Many Ukrainians resented that arrangement, as it implied that Ukraine was a vassal state of Russia. Schismatic churches formed under their own Ukrainian leaders, but were not recognized by the Ecumenical Patriarch of Constantinople, the “first among equals” of leaders of the world’s Orthodox Churches. That is about to change. The Istanbul-based patriarchate has removed an anathema against Ukrainian church leaders, a major step toward granting full recognition to a Ukrainian church that does not answer to the Moscow Patriarchate. The Russian Orthodox Church, furious at the move, announced it will no longer recognize the authority of the Ecumenical Patriarch.
It fears it will lose sites including the Pechersk Monastery, the seat of the church’s Ukrainian branch and a major tourist destination renowned for its richly decorated churches. It’s not clear when the autocephaly will be granted. The two schismatic Ukrainian churches must decide who will be the patriarch of the unified church. Once that decision is made, Constantinople is expected to grant the independence order. In recent years, about 50 churches in Ukraine that were under the Moscow Patriarchate have been forcibly seized and transferred to the Kiev Patriarchate, according to Metropolitan Antony Pakanich of the Moscow-loyal Ukrainian Church.
“People have been forcibly dragged out of our temples, the locks sawn off,” he said. “People in camouflage and balaclavas, from radical organizations, have come and beat our believers and priests.” Some believers say they will forcefully defend their right to stay. The creation of a local church will push for a new round of confrontation. Supporters of canonical Orthodoxy have said they will defend their interests. Ukrainian President Petro Poroshenko, has hailed the creation of the full Ukrainian church as “a guarantee of our spiritual freedom,” and pledged that there will be no action taken against parishes that choose to remain under the Moscow Patriarchate.
Similar promises have come from Patriarch Filaret, head of the largest of the schismatic Ukrainian Orthodox churches. He said “creating a single Orthodox Church in Ukraine does not mean that the Russian Orthodox Church does not have the right to exist on our territory.” Some Ukrainian nationalists appear ready to use force. Radical right-wingers recently broke into a church in western Ukraine, beat up a priest, drove parishioners away and locked the building. The ultranationalist C14 group, sees the presence of Moscow Patriarchate churches in Ukraine as a form of propaganda by an “aggressor country” since the Russian Church has close ties to the Kremlin.
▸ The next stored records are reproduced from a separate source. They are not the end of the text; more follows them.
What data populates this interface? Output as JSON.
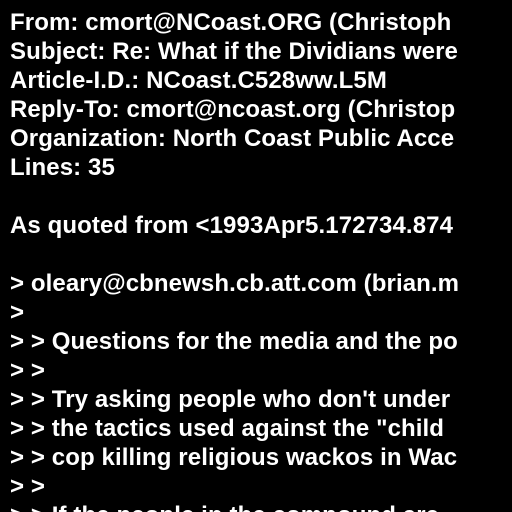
{
  "colors": {
    "background": "#000000",
    "text": "#ffffff"
  },
  "headers": {
    "from": "From: cmort@NCoast.ORG (Christoph",
    "subject": "Subject: Re: What if the Dividians were",
    "article_id": "Article-I.D.: NCoast.C528ww.L5M",
    "reply_to": "Reply-To: cmort@ncoast.org (Christop",
    "organization": "Organization: North Coast Public Acce",
    "lines": "Lines: 35"
  },
  "body": {
    "attribution": "As quoted from <1993Apr5.172734.874",
    "quote_lines": [
      "> oleary@cbnewsh.cb.att.com (brian.m",
      ">",
      "> > Questions for the media and the po",
      "> >",
      "> > Try asking people who don't under",
      "> > the tactics used against the \"child",
      "> > cop killing religious wackos in Wac",
      "> >",
      "> > If the people in the compound are"
    ]
  }
}
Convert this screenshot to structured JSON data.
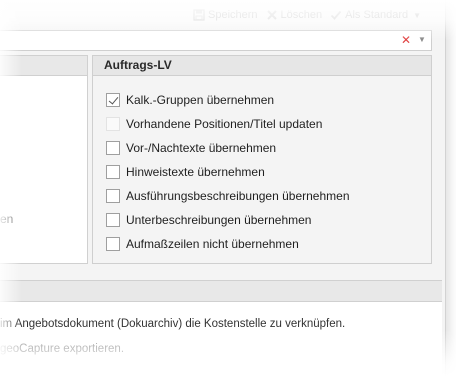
{
  "toolbar": {
    "save_label": "Speichern",
    "delete_label": "Löschen",
    "default_label": "Als Standard"
  },
  "left_panel": {
    "partial_text": "en"
  },
  "group": {
    "title": "Auftrags-LV",
    "options": [
      {
        "label": "Kalk.-Gruppen übernehmen",
        "checked": true,
        "enabled": true
      },
      {
        "label": "Vorhandene Positionen/Titel updaten",
        "checked": false,
        "enabled": false
      },
      {
        "label": "Vor-/Nachtexte übernehmen",
        "checked": false,
        "enabled": true
      },
      {
        "label": "Hinweistexte übernehmen",
        "checked": false,
        "enabled": true
      },
      {
        "label": "Ausführungsbeschreibungen übernehmen",
        "checked": false,
        "enabled": true
      },
      {
        "label": "Unterbeschreibungen übernehmen",
        "checked": false,
        "enabled": true
      },
      {
        "label": "Aufmaßzeilen nicht übernehmen",
        "checked": false,
        "enabled": true
      }
    ]
  },
  "bottom": {
    "line1": "im Angebotsdokument (Dokuarchiv) die Kostenstelle zu verknüpfen.",
    "line2": "geoCapture exportieren."
  }
}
The war between Ukrainian forces and Russia-backed separatists, which has killed at least 10,000 people since 2014 has increased hostility toward the Moscow Patriarchate churches. Father Sergii Dmitriev, a chaplain in the Ukrainian army, was once part of the Moscow church but switched to the Kiev Patriarchate after the Russia-linked church refused to hold funerals for Ukrainian soldiers killed in the war. “To be in the Moscow Patriarchate is to take part in the murder of Ukrainians,” he said. With such passions on both sides it is feared that more violence between the two sides lays ahead.